La barrera es neumática, sobresale entre 30 y 70 centímetros sobre el mar y se hunde un metro bajo el agua. Se combina con una primera línea de boyas fondeadas por la Armada y deja un canal intermedio para que patrullen las lanchas de la Guardia Civil.
El despliegue llega tras una avalancha que, según Interior, llevó a 50,000 personas a cruzar a nado y por tierra desde el jueves, desbordando el enclave español. Al menos 67 personas murieron ahogadas o aplastadas contra el rompeolas, de acuerdo con el balance oficial.
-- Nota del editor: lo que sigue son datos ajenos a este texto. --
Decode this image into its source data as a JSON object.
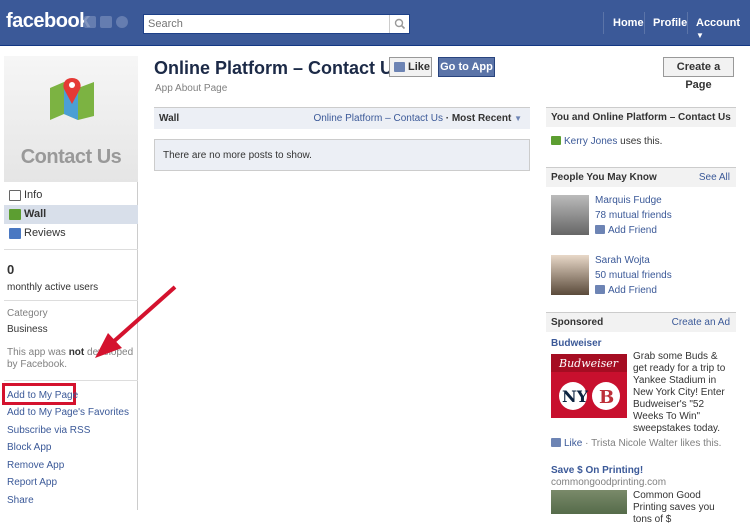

Sánchez calificó lo ocurrido como «una violación de la integridad territorial de España» y evitó culpar directamente a Rabat, atribuyendo el flujo a mafias y a rumores en redes sociales. Este sábado, el ministro del Interior insistió en que Marruecos es «un socio totalmente fiable».
La clave de la barrera flotante es jurídica. El Tribunal Supremo determinó que no se pueden hacer «devoluciones en caliente» a quienes entran a nado, porque no superan un elemento físico de contención. Solo se pueden devolver de forma exprés a quienes saltan la valla. Con la barrera, todo el que entre habrá superado un obstáculo fronterizo y podrá ser retornado inmediatamente.
Más de 48,000 personas ya regresaron voluntariamente a Marruecos en las últimas 48 horas por falta de comida y alojamiento, mientras una decena de patrulleras de la Guardia Civil, Salvamento Marítimo y la Marina marroquí sellan la bahía.
Bruselas ofreció reforzar Frontex en Ceuta y Melilla.